Le PDG d'Antofagasta avertit que la guerre commerciale menace la demande de cuivre, mais voit la croissance technologique comme une bouée de sauvetage.

Le PDG d'Antofagasta avertit que la guerre commerciale menace la demande de cuivre, mais voit la croissance technologique comme une bouée de sauvetage.
Noris Soto
08 avr. 2025, 19:34 PM
  • Les tensions commerciales pourraient réduire la demande de cuivre, prévient Ivan Arriagada, PDG d'Antofagasta.
  • Le PDG considère les progrès technologiques comme un rempart contre les pertes de consommation traditionnelles.
  • Le prix du cuivre est tombé sous les 4,20 dollars la livre mercredi, les craintes de voir ce métal ciblé s'étant estompées.

L'escalade de la guerre commerciale entre les États-Unis et la Chine suscite des inquiétudes dans tous les secteurs industriels mondiaux, et le cuivre ne fait pas exception.

Ivan Arriagada, PDG de la société chilienne Antofagasta, a récemment averti que la hausse des droits de douane pourrait avoir un impact négatif à long terme sur la demande de cuivre, présentant des risques pour le secteur de la construction et la transition en cours vers une économie verte.

S'exprimant lors de la conférence sur le cuivre CESCO à Santiago, Arriagada a souligné que les nouveaux tarifs annoncés par le président Donald Trump alimentent une plus grande incertitude sur les marchés financiers.

Cette incertitude a déjà entraîné une forte baisse des prix du cuivre, les contrats à terme tombant sous les 4,20 dollars la livre, leur plus bas niveau en quatre mois, selon Trading Economics.

Malgré ces difficultés, Arriagada a exprimé un optimisme prudent quant à l'offre sur le marché du cuivre.

« Le cuivre est une véritable matière première, donc des approvisionnements limités devraient maintenir son prix élevé », a-t-il déclaré, soulignant que même si la demande pourrait faiblir en raison de la faiblesse économique, les contraintes d'approvisionnement pourraient constituer un coussin de prix essentiel.

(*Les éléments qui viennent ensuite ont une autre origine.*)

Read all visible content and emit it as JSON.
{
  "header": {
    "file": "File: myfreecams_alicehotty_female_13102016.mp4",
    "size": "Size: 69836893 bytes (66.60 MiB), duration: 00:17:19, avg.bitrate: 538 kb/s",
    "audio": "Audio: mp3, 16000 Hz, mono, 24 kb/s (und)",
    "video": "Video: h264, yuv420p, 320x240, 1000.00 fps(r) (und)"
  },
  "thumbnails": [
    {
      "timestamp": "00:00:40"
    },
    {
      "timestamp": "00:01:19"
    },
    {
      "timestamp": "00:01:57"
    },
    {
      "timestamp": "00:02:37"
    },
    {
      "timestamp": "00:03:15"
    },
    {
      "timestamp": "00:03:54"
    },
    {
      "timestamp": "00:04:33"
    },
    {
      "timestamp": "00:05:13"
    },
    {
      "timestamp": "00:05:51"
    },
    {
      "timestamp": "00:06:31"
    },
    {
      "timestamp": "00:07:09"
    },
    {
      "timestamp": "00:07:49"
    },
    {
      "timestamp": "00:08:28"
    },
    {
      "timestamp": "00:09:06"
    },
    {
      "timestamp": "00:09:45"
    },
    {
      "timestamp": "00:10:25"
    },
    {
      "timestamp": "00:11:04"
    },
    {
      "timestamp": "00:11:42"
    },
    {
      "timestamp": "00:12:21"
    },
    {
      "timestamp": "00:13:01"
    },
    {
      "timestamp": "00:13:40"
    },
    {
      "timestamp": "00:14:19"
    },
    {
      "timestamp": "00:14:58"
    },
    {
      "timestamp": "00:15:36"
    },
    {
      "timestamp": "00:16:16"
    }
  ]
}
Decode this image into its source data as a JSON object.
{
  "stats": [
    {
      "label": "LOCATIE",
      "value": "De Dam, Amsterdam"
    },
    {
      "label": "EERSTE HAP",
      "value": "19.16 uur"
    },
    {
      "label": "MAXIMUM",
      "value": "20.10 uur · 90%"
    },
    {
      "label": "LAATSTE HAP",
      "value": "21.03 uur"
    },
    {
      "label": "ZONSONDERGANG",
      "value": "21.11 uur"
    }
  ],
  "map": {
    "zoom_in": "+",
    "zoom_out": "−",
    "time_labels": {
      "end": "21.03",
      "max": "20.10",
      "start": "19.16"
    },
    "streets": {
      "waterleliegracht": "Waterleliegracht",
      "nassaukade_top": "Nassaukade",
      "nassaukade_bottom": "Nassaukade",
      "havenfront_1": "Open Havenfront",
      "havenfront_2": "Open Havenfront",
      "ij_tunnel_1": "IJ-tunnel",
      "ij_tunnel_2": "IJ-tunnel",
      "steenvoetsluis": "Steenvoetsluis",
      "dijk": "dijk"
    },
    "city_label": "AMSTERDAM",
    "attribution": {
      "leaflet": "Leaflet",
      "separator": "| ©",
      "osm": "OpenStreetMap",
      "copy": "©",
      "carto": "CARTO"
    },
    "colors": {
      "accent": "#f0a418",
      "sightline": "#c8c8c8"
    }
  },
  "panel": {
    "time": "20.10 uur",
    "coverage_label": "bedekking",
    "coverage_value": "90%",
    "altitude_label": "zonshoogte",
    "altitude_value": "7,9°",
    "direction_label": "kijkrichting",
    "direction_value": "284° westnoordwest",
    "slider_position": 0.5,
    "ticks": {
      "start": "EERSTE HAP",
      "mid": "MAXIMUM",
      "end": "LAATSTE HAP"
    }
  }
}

Demande de cuivre : la technologie et les énergies vertes offrent un espoir

Arriagada a également souligné les tendances technologiques émergentes comme un potentiel amortisseur contre la baisse de la consommation de cuivre.

Dans une interview accordée à Reuters, il a souligné que l'essor des centres de données, des projets d'énergies renouvelables et des systèmes d'intelligence artificielle génère de nouvelles sources de demande de cuivre, compensant ainsi les éventuelles baisses dans les secteurs traditionnels comme la construction et la fabrication.

« L'IA et les progrès technologiques créent de nouveaux besoins en cuivre qui pourraient compenser les éventuelles pénuries sur les marchés plus traditionnels », a-t-il déclaré.

Arriagada estime qu'avec la transition des entreprises du monde entier vers des technologies plus vertes et des infrastructures numériques plus complexes, la consommation de cuivre non seulement se stabilisera, mais pourrait même augmenter considérablement.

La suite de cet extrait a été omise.